Over the past few years, Kafka has become the most exciting new addition in the big data distributed architecture. Originally developed at LinkedIn, its founders Jay Kreps, Jun Rao and Neha Narkhede have launched a company Confluent to develop its open-core business model. The software at its core, Apache Kafka reinvents the database log to provide a highly scalable and fault tolerant, high performance distributed system, which serves as the data pipeline backbone for stream data processing.

The motivation of its founders to build Kafka came from the lack of a modern architecture to handle the continuous flow with data. Traditional databases were for storage and ETL couldn’t manage data in real-time. With businesses undergoing digital transformations, more and more of the core business data is generated in real-time, which requires processing and analysis in real-time as well.

Kafka may look similar to traditional message queue systems, but unlike older MQ systems, it has built-in partitioning, fault-tolerance, better throughput and is massively scalable. Let’s look at how Kafka is built.

Core architecture:

message - the unit of data in Kafka (similar to a row in an RDBMS). It’s basically an array of bytes, and can also have optional metadata in a key. A batch is a collection of messages. For efficiency, messages are written into Kafka in typically compressed batches.
schema - this provides a structure so that the message content can be understood. Avro is most commonly used due to its compact serialization format, strong data typing and support for schema evolution, but other formats like JSON and XML can also be used.

Kafka topics

topics and partitions - In Kafka, messages are categorized into topics, which are in turn broken down into a number of partitions. A partition can be thought of as analogous to a database commit log, and a topic similar to a database table. Messages are written to a topic in append-only mode and read in order beginning to end. Each partition can be hosted on a different server, which allows Kafka to be horizontally scalable.
producers and consumers - these are Kafka clients or users of the publish/subscribe system. Messages are created by producers and read by consumers. The messages in the partitions are each assigned a unique identifier (sequential number) called the offset. The consumer keeps track of the offset to keep track of which messages it has already consumed.
brokers and clusters- are Kafka servers which receive messages from producers, assign offsets and store messages to disk as well as service consumers. Brokers are designed to operate as individual nodes as part of a cluster. One broker in the cluster, the cluster controller manages the administrative operations e.g. assigning partitions to brokers and monitoring for broker failures.
Zookeeper - Kafka uses Apache Zookeeper to store the metadata for the brokers or the cluster, as well as consumer client details. Consumers have the configurable choice to use either Zookeeper or Kafka for committing offsets, though the latter is preferred to remove dependency on Zookeeper.

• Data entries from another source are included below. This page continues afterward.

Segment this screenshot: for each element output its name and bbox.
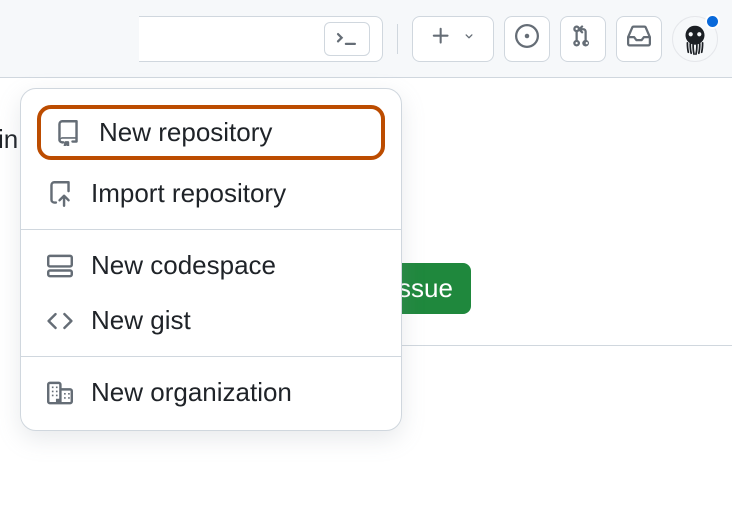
menu-item-new-repository[interactable]: New repository <box>37 105 385 160</box>
menu-separator <box>21 229 401 230</box>
top-navigation-bar <box>0 0 732 78</box>
notifications-button[interactable] <box>616 16 662 62</box>
inbox-icon <box>627 24 651 53</box>
menu-item-label: New organization <box>91 377 292 408</box>
issues-button[interactable] <box>504 16 550 62</box>
create-new-button[interactable] <box>412 16 494 62</box>
create-new-dropdown: New repository Import repository New cod… <box>20 88 402 431</box>
vertical-divider <box>397 24 398 54</box>
command-line-icon <box>324 22 370 56</box>
menu-item-label: New gist <box>91 305 191 336</box>
menu-item-import-repository[interactable]: Import repository <box>21 166 401 221</box>
organization-icon <box>45 378 75 408</box>
command-palette-input[interactable] <box>139 16 383 62</box>
menu-separator <box>21 356 401 357</box>
menu-item-new-gist[interactable]: New gist <box>21 293 401 348</box>
repo-push-icon <box>45 179 75 209</box>
chevron-down-icon <box>462 29 476 48</box>
menu-item-new-codespace[interactable]: New codespace <box>21 238 401 293</box>
repo-icon <box>53 118 83 148</box>
code-icon <box>45 306 75 336</box>
menu-item-label: New repository <box>99 117 272 148</box>
git-pull-request-icon <box>571 24 595 53</box>
plus-icon <box>430 25 452 52</box>
issue-opened-icon <box>515 24 539 53</box>
menu-item-new-organization[interactable]: New organization <box>21 365 401 420</box>
pull-requests-button[interactable] <box>560 16 606 62</box>
notification-dot-icon <box>705 14 720 29</box>
menu-item-label: Import repository <box>91 178 286 209</box>
horizontal-divider <box>400 345 732 346</box>
menu-item-label: New codespace <box>91 250 276 281</box>
user-avatar[interactable] <box>672 16 718 62</box>
codespaces-icon <box>45 251 75 281</box>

Confluent drives the development of open-core additions to the Kafka ecosystem. The major additions are:

Cross cluster replication with MirrorMaker - this is a tool for mirroring data between two data centers. It uses a collection of consumers to consume selected topics (which are to be replicated) from the source cluster and send the messages to a target cluster using a producer.
Kafka Connect / with connectors (version 0.9 onwards) - a framework to move data between Kafka and other external systems e.g. databases, search indexes, file systems etc. As the Kafka connect architecture involves its own cluster, worker processes, connectors, source and sink tasks, I’ll review it in a later post.

Data pipelines

Kafka is now used as the some of the biggest data pipelines in the world (e.g. at LinkedIn, Uber or Netflix). Due to its architecture, it effectively decouples producers and consumers within the pipeline. Due to its durable retention of data in distributed partitions, Kafka also provides built-in fault-tolerance and scalability. As it is a streaming data platform, it can be used to support anything from near-real-time pipelines to hourly batches.

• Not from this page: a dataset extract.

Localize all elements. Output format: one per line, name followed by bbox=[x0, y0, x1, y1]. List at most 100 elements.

Fig. Kafka data pipeline at Uber

The continuous, low latency data processing allows Kafka to complement Hadoop and other big data processing systems. The continuous generation of core business data today is more suitable to continuous stream data processing. Common stream processing use cases are :

Fraud and anomaly detection in real-time
Real-time user targeting for advertising
Customer profiling e.g. in insurance
Operational monitoring of server and network infrastructure

The open-source community has continually added new features to Kafka. Confluent provides its open-source distribution with additional components including Kafka connect, Kafka streams and schema registry. However, improvements are still required in multi-tenancy and monitoring (admin UI like the Confluent control center) aspects.